The tensile strength of the round bars, made from the copper and silicon rich bolt 2 is significantly higher than with the comparison materials. The elongation at break value is between those of CuZn39Pb3 and CuZn37; the corrosion resistance is at Si-containing material largest; at Machining involves the same, inexpensive chip shapes as with Automobile brass containing Pb.

The rods resulting from bolt 2 were used for impact tests. In 2 the notched impact strength a _{K is shown} as a function of the temperature for alloys according to the invention and Pb-containing alloys of the prior art.

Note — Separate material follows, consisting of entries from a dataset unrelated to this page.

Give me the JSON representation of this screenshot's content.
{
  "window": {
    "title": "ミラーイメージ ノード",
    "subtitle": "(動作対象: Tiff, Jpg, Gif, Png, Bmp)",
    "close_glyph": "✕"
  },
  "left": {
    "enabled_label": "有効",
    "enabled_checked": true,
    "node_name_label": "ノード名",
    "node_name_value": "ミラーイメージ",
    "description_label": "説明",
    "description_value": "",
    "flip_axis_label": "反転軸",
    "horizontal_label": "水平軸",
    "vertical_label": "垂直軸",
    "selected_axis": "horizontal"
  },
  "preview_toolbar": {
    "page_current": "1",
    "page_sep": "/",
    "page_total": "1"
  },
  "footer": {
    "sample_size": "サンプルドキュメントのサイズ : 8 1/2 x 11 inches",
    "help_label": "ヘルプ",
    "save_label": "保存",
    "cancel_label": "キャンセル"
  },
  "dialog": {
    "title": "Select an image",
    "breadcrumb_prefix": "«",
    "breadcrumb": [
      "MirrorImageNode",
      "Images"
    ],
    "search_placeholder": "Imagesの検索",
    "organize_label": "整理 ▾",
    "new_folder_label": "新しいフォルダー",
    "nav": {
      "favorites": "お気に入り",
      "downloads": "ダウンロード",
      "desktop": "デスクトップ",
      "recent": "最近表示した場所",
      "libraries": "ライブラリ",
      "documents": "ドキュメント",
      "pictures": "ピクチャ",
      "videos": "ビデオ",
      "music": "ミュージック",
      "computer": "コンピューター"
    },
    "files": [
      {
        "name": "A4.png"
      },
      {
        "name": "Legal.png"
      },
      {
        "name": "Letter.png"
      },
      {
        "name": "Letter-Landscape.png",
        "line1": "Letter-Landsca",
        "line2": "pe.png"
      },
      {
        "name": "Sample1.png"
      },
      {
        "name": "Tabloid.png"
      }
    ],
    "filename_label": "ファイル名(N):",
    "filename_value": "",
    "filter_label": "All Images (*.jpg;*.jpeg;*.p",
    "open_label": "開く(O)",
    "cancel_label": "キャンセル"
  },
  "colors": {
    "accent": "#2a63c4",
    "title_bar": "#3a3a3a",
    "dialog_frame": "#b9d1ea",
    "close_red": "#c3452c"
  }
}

2 also shows Pb-free and Pb-containing brass types for comparison. Among the latter is the classic forged brass CuZn40Pb2. At low temperatures, the a _K values are below those of the Pb-free CuZn alloys. This correlates with the comparatively favorable chip shapes of the alloy according to the invention. At temperatures above 600 ° C, the impact strength reaches the values of the Pb-free alloy. Accordingly, the Si-containing alloys are also suitable for the production of complex drop forgings.

Claims (14)

Copper alloy (based on Cu-Zn-Si) consisting of (in% by weight): 70 to 83% Cu, 1 to 5% Si and the others matrix active elements: 0.01 to 2% Sn, 0.01 to 0.3 % Fe and / or Co, 0.01 to 0.3% Ni, 0.01 to 0.3% Mn, and optionally up to 0.1% P either still up to 0.5% Ag, Al, As, Mg, Sb, Ti, Zr, Rest Zn and inevitable Impurities. Copper alloy according to claim 1, characterized by, 73 to 83% Cu, 2.5 to 4% Si, balance Zn and unavoidable impurities. Copper alloy according to claim 1, characterized by 73 up to 78% Cu, 3 to 3.5% Si, Rest Zn and inevitable Impurities. Copper alloy according to claim 1, characterized by 70 up to 81% Cu, 1.5 to 2% Si, Rest Zn and inevitable Impurities. Copper alloy according to claim 1, characterized by. 73 up to 83% Cu, 2 to 2.5% Si, Rest Zn and inevitable Impurities. Copper alloy according to one or more of claims 2 to 5, characterized in that 0.02 to 0.05% P is contained. Copper alloy according to one or more of claims 1 to 6, characterized in that the total content of the further matrix active Elements including the optionally added a total content of 0.5 to 3%, preferably 0.7 to 1%. Use of a copper alloy after one or several of the claims 1 to 7 for Contacts, pins or fasteners in electrical engineering. Use of a copper alloy after one or several of the claims 1 to 7 for Containers for Transport or storage of liquids or gases, in particular for containers in refrigeration or for Pipes, water fittings, tap extensions, Pipe connectors and valves in sanitary engineering. Use of a copper alloy after one or several of the claims 1 to 7 for components subject to tension and / or torsion, in particular for screws and nuts. Use of a copper alloy after one or several of the claims 1 to 7 for recyclable components with low pollution levels for protection the environment. Use of a copper alloy after one or several of the claims 1 to 7 for Drop forged. Use of a copper alloy after one or several of the claims 1 to 7 for the production of easily millable or punchable tapes, Sheets and plates, in particular for keys, engravings, decorative Purposes or for Leadframe applications. Use of a copper alloy after one or several of the claims 1 to 7 as a wrought, rolled or cast alloy.